Das Theater Wildwuchs hat sich der Erzählung vom "Sandmann" angenommen und ein wüstes Psycho-Drama daraus gemacht.
Es ist das Privileg der Jugend, ungestüm sein zu dürfen, auch und gerade in künstlerischen Dingen. Wenn ein Off-Theater das Wilde dazu im Namen trägt, sind die Signale gestellt für eine wüste Vorstellung.
Das heißt, einschränkend: Wild sind sie heute auch am Stadttheater. Da musste das "Theater Wildwuchs", eine (vormals) studentische semiprofessionelle Truppe, aus der Not eine Tugend machen und mit kargsten Mitteln eine Premiere auf die Bühne der Alten Seilerei stemmen, die sich gewaschen hat. Bzw. mit viel Remmidemmi ein zu großen Teilen junges, wohl studentisches Publikum enthusiasmieren.
Was ihr mit dem "Sandmann" nach E.T.A. Hoffmann auch gelungen ist. Bietet diese schauerromantische Erzählung aus dem Jahr 1816 doch Stoff genug, sich an ihr abzuarbeiten. Ödipale Familienkonstellationen spielen da eine Rolle, Obsessionen aller Art, die gerade zur Hoffmann-Zeit grassierende Faszination für künstliche Menschen, eine verdeckte Erotik ...

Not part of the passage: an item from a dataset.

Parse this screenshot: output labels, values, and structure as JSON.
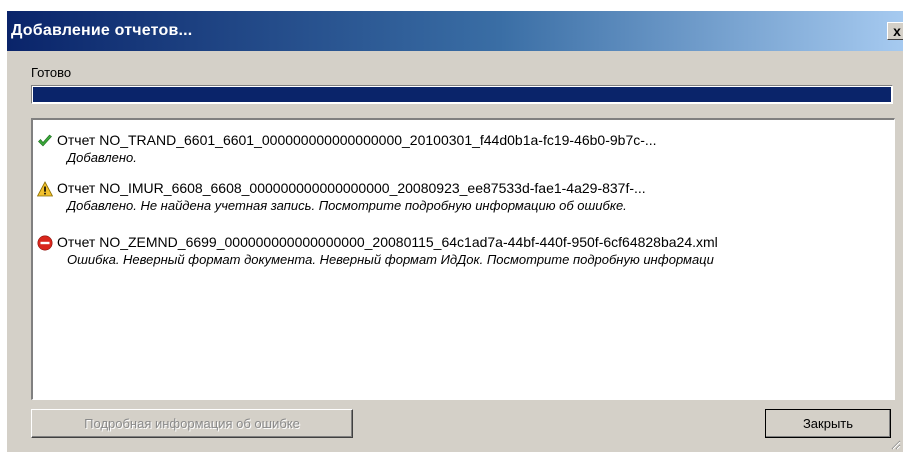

Antipsychiatrie und Antiödipus
Das Team um Regisseur Frederic Heisig hat all dies begeistert aufgegriffen. Und unter dem Vorzeichen des Antiödipus, einer in den siebziger Jahren des vorigen Jahrhunderts auch außerakademisch sehr populären antipsychiatrischen Theorie der französischen Meisterdenker Gilles Deleuze und Félix Guattari, die erschreckende Geschichte des Helden Nathanael interpretiert.

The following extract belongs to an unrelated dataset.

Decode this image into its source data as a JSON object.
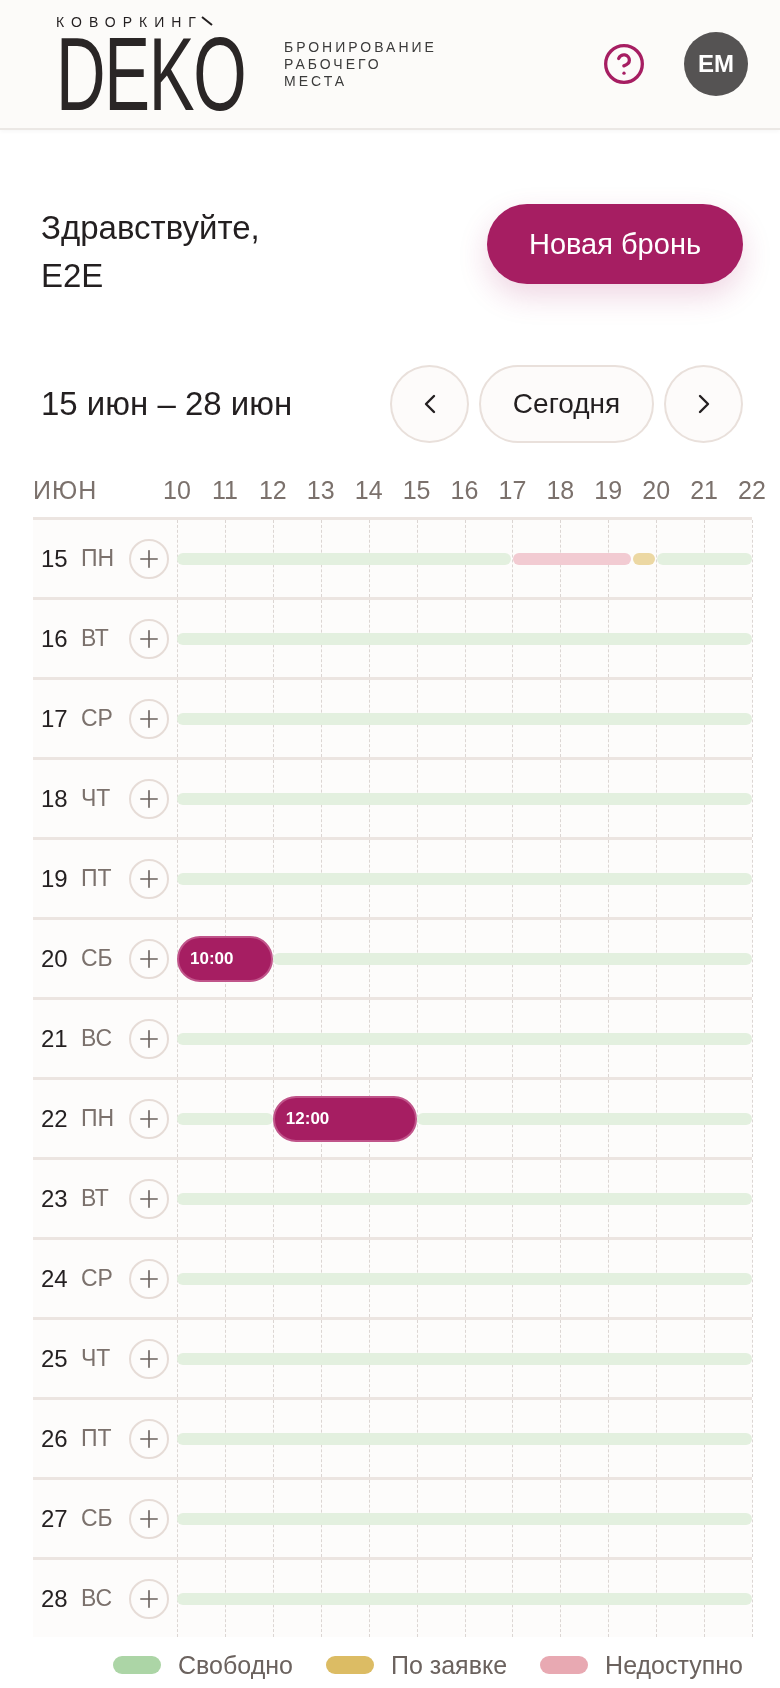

Wobei, ganz auf der Höhe der Zeit, die (Geschlechter-)Rollen frei changieren. Da spielt also auch einmal Kristina Greif den Nathanael, den ansonsten Sebastian Stahl und Daniel Reichelt in all seiner psychischen Labilität auf die Bühne (Johannes Haußner) wuchten, die spartanisch ausgestattet ist, wie es sich für Off-Verhältnisse gehört: mit einigen niedrigen Plattformen, einem zusammenimprovisierten hölzernen Turm. Die Rahmenerzählung hat Heisig mit monologisierenden Briefeschreibern und einer Erzählerstimme gut im Griff, die elektronischen Musik-Einsprengsel von Florian Berndt passen gut. Und die vier Schauspieler, Berndt gehört auch zum Quartett, überzeugen mit erstaunlicher Textsicherheit.
Soviel des Guten. Aber dieser antiödipale "Sandmann" leidet dann doch unter der typischen Krankheit solcher junger wilder Inszenierungen: Er ist überambitioniert. Da ist manches gelungen, manches überflüssig, da ist "das Automat" Olimpia eine originell zusammengeschraubte Gliederpuppe zwar, doch geht die Subtilität der Vorlage unter im Krach der Schauspieler, die alles geben (Sebastian Stahl als Coppelius gibt ganz arg viel), da schafft ein im Spiel auftretender Regisseur ein retardierendes Moment, da gipfelt das Drama in einer Selbstkastration. Dennoch: Das Privileg der Jugend wurde ausgenutzt, es war schön laut, das Publikum war begeistert. Weitermachen!